Görmek istemediklerimizi. 
Örtülünce sevinir, kandırırız kendimizi,
Sanki ve aslında o pamuk, o yumuşak beyazlığın altında kalan çirkinlikler yok olmuşlar gibi. Sanki.
Yılbaşılar kar gibidir.
O gün, o akşam, o gece cıvıl cıvıllıklar, şıkırtılar, rengarenkler, cıngıldayan müziklerin kahkahaların sesleri bir an için dahi olsa örtü verince çirkinliklerimizin üstlerini,
Yok zannedince bir an için bile olsa,
Bir sevinç dolar içimize,
Çok kıpırdak, bir o kadar da cilveli.
Bir merhaba dır yeniden,
Hep aslında,
Özlediklerimize,
Hep arzu ettiklerimize.

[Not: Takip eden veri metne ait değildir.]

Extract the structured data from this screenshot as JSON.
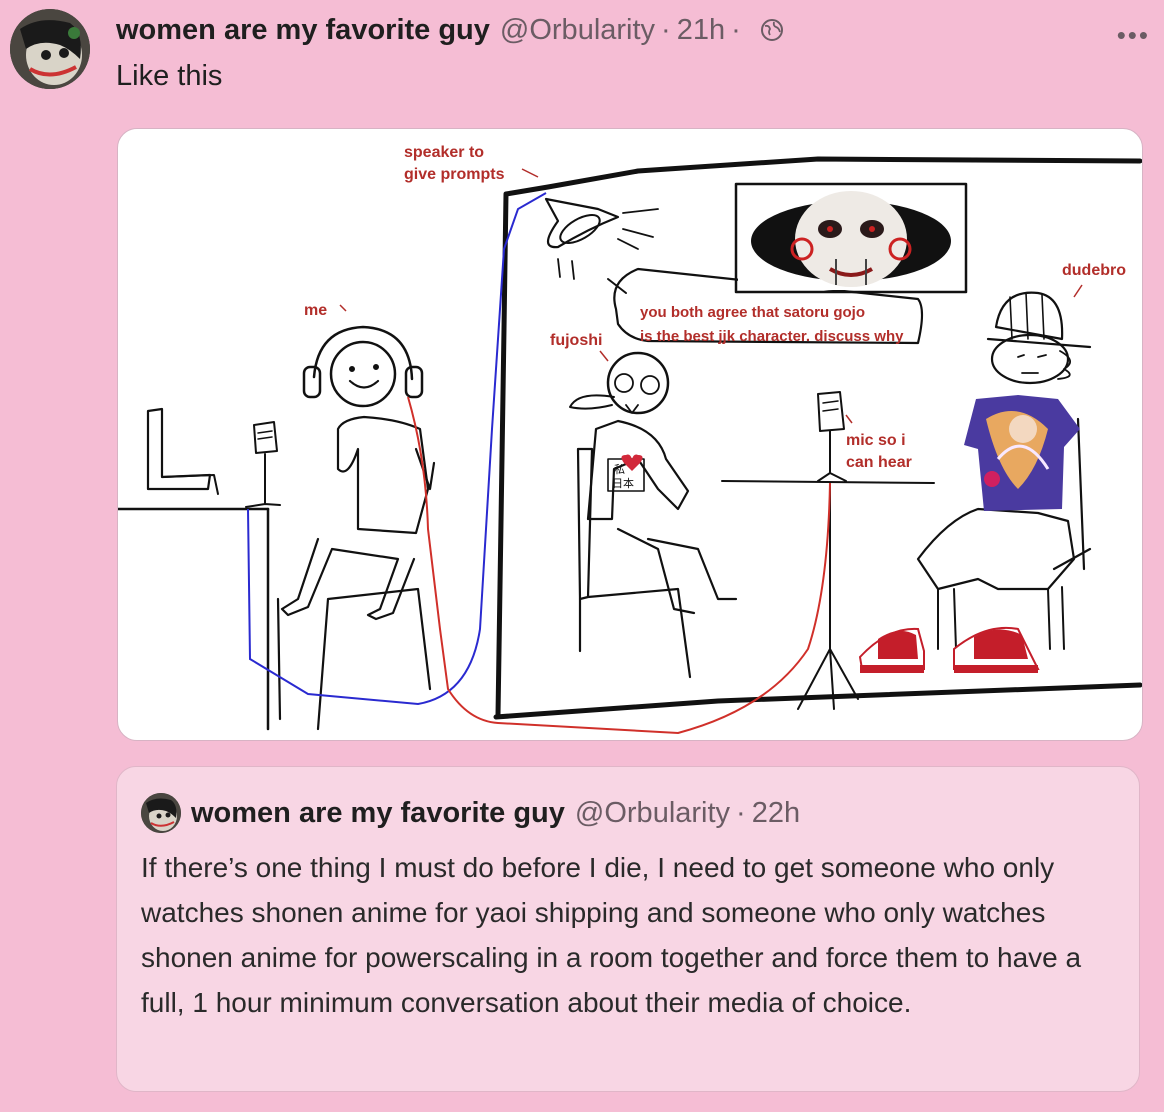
{
  "post": {
    "display_name": "women are my favorite guy",
    "handle": "@Orbularity",
    "time": "21h",
    "separator": "·",
    "text": "Like this",
    "more_label": "•••"
  },
  "image": {
    "labels": {
      "speaker_1": "speaker to",
      "speaker_2": "give prompts",
      "me": "me",
      "fujoshi": "fujoshi",
      "dudebro": "dudebro",
      "prompt_1": "you both agree that satoru gojo",
      "prompt_2": "is the best jjk character. discuss why",
      "mic_1": "mic so i",
      "mic_2": "can hear",
      "shirt_1": "私",
      "shirt_2": "日本"
    }
  },
  "quote": {
    "display_name": "women are my favorite guy",
    "handle": "@Orbularity",
    "time": "22h",
    "separator": "·",
    "text": "If there’s one thing I must do before I die, I need to get someone who only watches shonen anime for yaoi shipping and someone who only watches shonen anime for powerscaling in a room together and force them to have a full, 1 hour minimum conversation about their media of choice."
  }
}
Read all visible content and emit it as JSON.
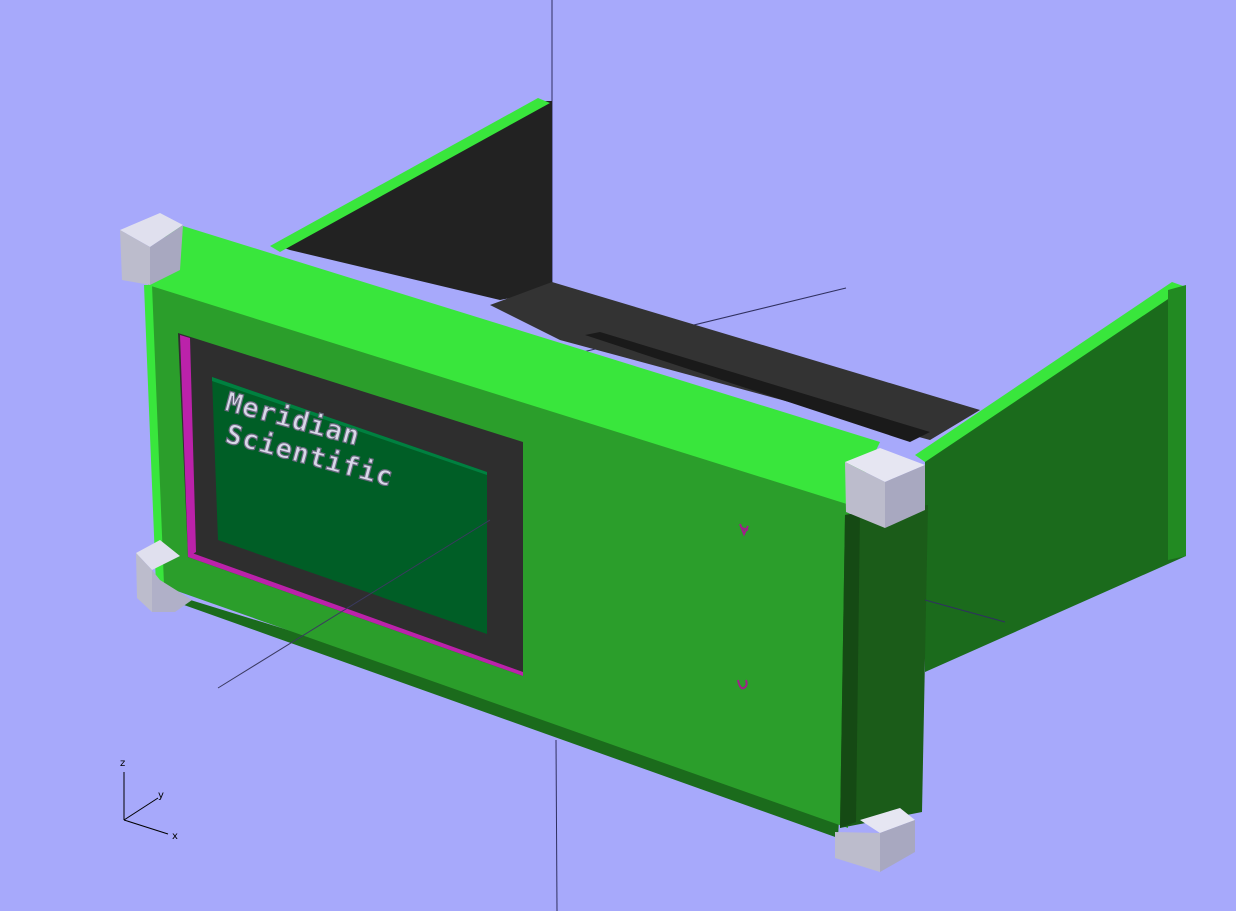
{
  "viewport": {
    "background_color": "#a7a9fb"
  },
  "model": {
    "panel_label_line1": "Meridian",
    "panel_label_line2": "Scientific",
    "colors": {
      "face": "#2b9e2b",
      "face_top": "#39e63c",
      "side": "#1b5c19",
      "interior": "#222222",
      "screen": "#005e26",
      "corner": "#cccce0"
    }
  },
  "axes_gizmo": {
    "z_label": "z",
    "y_label": "y",
    "x_label": "x"
  }
}
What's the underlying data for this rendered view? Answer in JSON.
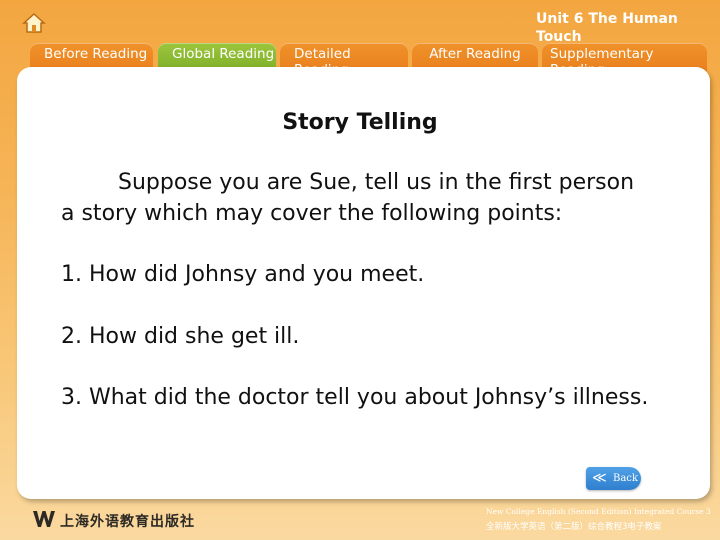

Değil mi…
Ümittir bu sevinç,
Güzellikler dilemektir,
Elini sımsıkı tutmaktır sevginin,
Sarılmaktır huzura,
Sağlık kokan bir nefestir,
Berekettir sofralara,
Sıcaklıktır akmayan damların altında,
Bir merhaba dır yeniden,
Yaşama.
Çok içten ve bir o kadarda samimi.
El sallamaktır ardlarından belki,
Bir daha duymak,
Bir daha görmek,
Hissetmek istemediklerimize, bir veda gibi. Sanki.
Kar gibidir yılbaşları,
Erimesin isteriz,
Erir amma sabahın ertesi.
Sizse,
Siz olun,
Çevirin gökyüzünün sonsuzluğuna gözlerinizi,
İzin verin,
Ruhunuza yağsın karlar lapa lapa,
Örtsün yok etsinler istemediklerinizi.
Erimesine izin vermeyin, eritmeyin güzellikleri, güzelliklerinizi.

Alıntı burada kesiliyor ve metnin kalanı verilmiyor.